Indian nationalists who have fixed ideas about what it means to be desi might also consider the cautionary tale of “Cheddar Man”. Cheddar Man is a 10,000-year-old skeleton from the Mesolithic period, discovered in Cheddar, Somerset, in 1903. In 2018, scientists found that this early Briton had blue eyes and dark skin, so dark that he would be considered black today. There was outrage on far-right websites, and disbelief that a black man could actually be a Briton.
But, as Saini explains, one group of people were not surprised at all: geneticists. Pale skin is a relatively recent development. “The disbelief that met Cheddar Man’s probable blackness arose because many among the British public couldn’t help but assume that Britons had always looked a certain way,” writes Saini. “He was proof that there couldn’t be anything eternal or pure about race.”

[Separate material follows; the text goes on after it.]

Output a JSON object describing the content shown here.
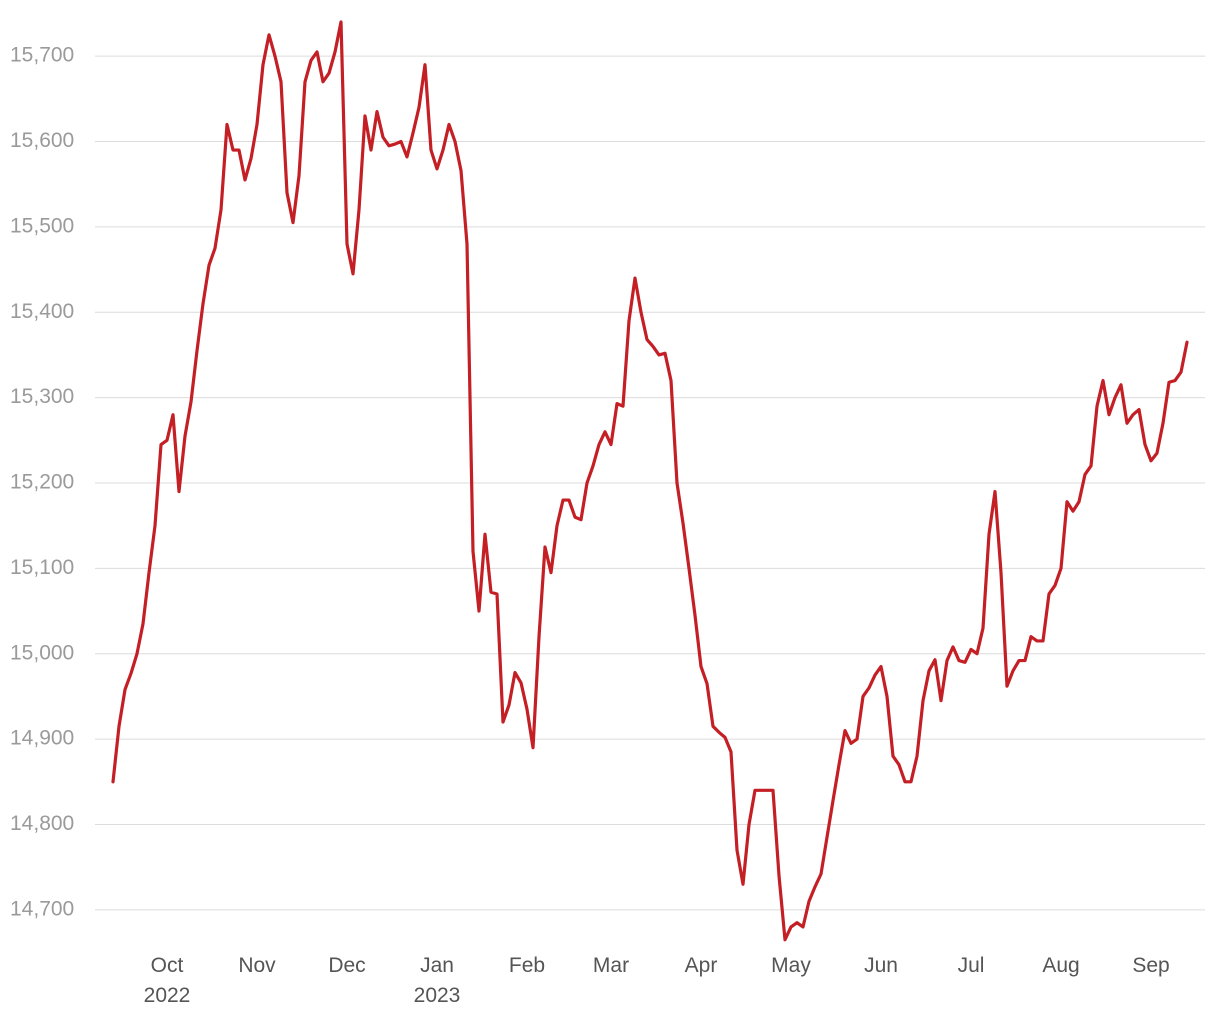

Saini’s conclusion will be alarming to those STEM (science, technology, engineering and math) graduates who still believe science and data solves everything: She believes it is history that has the answers, not science.
“You need a good, thorough understanding of the science, its history and the social context,” she says. “With this broad education, it’s possible to counteract misunderstanding. Race is a social construct, so we won’t understand just with data. The data can remind us that it is a social construct, but only history can teach us how and why it was constructed.”
One sentence particularly stays with the reader of Superior: “Science is just a pawn in the bloody game.”
Superior will be available in India from 25 June.